Online resources suggest that fscanf is FASTER than textscan but I found it otherwise.
- Textscan was much faster than fscanf
I want to try this with fread
as well but I do not know how to import data using fread. Can you please suggest/comment? Thanks.
fName = 'Test.txt' % From SQL in ANSI format, 5million rows, 5 Cols
Numofrows = 1000000 ; %1million
Numcols = 5 ;
fid = fopen(fName, 'r');
C = textscan(fid, '%f %f %f %f %f', Numofrows ) ;
C = cell2mat(C);
fclose(fid); fid = fopen(fName, 'r');
[C, Count] = fscanf(fid, '%f %f %f %f %f', Numofrows * Numcols ) ;
C = reshape(C, Count./Numofrows , Numofrows ) ; C=C';
Ideally you would be able to get your data into a binary format and then use fread
to directly read double precision number in. I would expect fread
to be a lot faster in that case. (String-to-number conversions are expensive, and a raw binary format will result in a much smaller file).
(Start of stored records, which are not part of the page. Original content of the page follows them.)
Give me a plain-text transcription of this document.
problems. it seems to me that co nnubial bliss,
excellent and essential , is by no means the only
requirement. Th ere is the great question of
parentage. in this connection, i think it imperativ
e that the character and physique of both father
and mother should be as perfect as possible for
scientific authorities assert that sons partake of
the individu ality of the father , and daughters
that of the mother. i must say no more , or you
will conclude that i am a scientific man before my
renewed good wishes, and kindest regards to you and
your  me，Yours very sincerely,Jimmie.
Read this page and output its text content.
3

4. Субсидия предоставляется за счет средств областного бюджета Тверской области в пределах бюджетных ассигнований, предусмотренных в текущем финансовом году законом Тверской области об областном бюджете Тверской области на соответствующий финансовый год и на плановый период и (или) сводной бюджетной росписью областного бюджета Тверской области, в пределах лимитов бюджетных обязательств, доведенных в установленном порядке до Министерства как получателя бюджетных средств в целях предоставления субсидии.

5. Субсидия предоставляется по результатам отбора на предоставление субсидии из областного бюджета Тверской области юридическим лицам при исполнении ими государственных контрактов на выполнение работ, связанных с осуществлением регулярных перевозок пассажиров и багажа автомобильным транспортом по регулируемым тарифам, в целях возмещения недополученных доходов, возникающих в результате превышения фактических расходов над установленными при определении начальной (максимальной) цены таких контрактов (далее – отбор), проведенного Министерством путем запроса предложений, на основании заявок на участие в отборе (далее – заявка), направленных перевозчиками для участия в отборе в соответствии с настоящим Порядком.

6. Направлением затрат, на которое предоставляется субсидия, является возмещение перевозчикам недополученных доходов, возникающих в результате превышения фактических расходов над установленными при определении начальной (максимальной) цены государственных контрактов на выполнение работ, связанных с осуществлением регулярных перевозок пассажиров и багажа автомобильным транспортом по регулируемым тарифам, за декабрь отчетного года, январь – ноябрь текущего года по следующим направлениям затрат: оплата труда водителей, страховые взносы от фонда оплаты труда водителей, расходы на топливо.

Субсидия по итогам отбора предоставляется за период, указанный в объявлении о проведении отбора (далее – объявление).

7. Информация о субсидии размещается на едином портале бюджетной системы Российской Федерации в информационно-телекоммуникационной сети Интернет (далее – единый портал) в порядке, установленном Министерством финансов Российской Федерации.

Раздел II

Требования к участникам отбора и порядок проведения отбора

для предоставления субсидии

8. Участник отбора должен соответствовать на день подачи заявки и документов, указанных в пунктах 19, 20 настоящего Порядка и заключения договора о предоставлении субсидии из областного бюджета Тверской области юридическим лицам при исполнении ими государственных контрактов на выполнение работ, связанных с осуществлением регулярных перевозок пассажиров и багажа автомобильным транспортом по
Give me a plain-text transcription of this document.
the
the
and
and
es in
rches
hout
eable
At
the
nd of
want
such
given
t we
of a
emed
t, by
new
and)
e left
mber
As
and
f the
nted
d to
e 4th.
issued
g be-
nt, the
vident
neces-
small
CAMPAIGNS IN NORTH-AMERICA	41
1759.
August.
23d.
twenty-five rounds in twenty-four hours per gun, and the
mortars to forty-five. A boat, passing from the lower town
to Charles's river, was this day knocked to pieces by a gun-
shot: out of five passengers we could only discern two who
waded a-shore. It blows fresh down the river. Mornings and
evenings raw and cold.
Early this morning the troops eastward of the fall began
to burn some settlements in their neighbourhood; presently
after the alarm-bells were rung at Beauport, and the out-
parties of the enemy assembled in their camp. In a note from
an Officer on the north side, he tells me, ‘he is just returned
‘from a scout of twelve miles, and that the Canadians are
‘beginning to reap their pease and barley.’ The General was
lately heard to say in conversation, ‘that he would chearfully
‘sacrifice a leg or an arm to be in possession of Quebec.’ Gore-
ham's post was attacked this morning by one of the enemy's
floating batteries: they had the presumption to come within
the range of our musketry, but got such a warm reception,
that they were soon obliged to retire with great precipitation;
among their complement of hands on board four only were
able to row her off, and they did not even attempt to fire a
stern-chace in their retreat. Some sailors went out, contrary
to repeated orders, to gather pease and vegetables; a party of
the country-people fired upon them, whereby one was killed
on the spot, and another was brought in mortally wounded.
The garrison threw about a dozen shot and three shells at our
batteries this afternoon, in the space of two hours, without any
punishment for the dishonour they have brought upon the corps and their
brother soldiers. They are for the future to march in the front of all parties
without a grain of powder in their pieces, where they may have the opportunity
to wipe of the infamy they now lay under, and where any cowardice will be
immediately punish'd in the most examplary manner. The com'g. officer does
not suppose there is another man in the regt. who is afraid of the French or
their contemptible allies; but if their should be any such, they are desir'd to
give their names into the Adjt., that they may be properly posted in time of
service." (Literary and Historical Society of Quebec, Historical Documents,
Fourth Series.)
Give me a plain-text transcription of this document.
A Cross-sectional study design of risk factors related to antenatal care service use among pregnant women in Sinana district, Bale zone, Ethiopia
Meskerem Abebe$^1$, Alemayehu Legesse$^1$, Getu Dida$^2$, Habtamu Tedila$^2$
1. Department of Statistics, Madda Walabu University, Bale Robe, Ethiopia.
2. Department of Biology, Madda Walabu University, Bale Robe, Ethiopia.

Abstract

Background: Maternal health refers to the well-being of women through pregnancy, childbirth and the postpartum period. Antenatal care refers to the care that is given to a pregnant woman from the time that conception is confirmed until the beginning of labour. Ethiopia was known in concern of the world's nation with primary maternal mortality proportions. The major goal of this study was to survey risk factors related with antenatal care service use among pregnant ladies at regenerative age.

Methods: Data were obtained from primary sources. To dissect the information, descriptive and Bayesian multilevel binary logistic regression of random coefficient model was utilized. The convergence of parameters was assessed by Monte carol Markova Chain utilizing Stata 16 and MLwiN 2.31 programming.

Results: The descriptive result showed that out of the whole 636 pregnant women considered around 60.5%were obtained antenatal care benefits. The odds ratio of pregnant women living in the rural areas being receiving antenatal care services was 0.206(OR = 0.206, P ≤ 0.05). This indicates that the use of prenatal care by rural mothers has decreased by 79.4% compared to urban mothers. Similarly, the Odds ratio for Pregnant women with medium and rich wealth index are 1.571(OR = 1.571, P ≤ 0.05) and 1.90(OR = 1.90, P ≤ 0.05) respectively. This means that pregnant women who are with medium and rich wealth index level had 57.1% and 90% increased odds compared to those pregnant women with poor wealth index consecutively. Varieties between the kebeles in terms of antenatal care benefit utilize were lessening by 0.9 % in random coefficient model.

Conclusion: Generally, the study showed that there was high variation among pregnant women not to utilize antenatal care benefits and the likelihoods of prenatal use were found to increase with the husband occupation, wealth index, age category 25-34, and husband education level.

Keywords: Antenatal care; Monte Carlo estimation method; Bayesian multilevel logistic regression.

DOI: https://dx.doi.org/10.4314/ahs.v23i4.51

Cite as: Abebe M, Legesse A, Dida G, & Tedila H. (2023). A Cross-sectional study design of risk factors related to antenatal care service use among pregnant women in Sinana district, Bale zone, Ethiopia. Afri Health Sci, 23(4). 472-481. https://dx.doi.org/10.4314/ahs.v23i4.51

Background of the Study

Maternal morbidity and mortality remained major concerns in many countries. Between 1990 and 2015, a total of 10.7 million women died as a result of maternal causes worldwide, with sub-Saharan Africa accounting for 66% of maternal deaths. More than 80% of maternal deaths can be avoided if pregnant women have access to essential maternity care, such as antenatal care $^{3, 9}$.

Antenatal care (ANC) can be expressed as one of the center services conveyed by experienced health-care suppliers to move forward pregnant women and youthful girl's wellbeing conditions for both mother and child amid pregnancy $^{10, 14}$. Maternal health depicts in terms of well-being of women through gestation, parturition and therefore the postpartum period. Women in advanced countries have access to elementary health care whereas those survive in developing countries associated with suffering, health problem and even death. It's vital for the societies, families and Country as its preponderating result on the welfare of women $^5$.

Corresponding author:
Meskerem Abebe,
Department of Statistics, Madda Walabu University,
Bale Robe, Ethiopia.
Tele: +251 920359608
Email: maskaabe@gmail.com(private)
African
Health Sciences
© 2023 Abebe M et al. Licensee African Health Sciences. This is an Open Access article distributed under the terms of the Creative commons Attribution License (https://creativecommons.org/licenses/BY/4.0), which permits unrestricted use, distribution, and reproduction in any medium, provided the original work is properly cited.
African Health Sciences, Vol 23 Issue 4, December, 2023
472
Otherwise you can read characters using fread
and then run a string-to-number conversion on the incoming data (sscanf seems to be the best). The only trick is that you need to get your read batches to end on a line break, otherwise your text-to-string operation is likely to give unpredictable results. You can do that be first reading a large batch of characters, then either backing up until you reach a line break, or reading in additional characters until you find the end of the line. I have found this is slightly faster than either textscan of fscanf ... but our numbers do not match for other reasons; I'm not sure what to believe.
Example code of the second method is included in a previous answer (including a lot of overlap with this question), as well as some timing results. https://stackoverflow.com/a/9441839/931379.
There is another option that you did not list: load
L = load(fName);
It is very simple, and will figure out the format automatically for you. It does have some limitations - The format should have same amount of numbers in each line.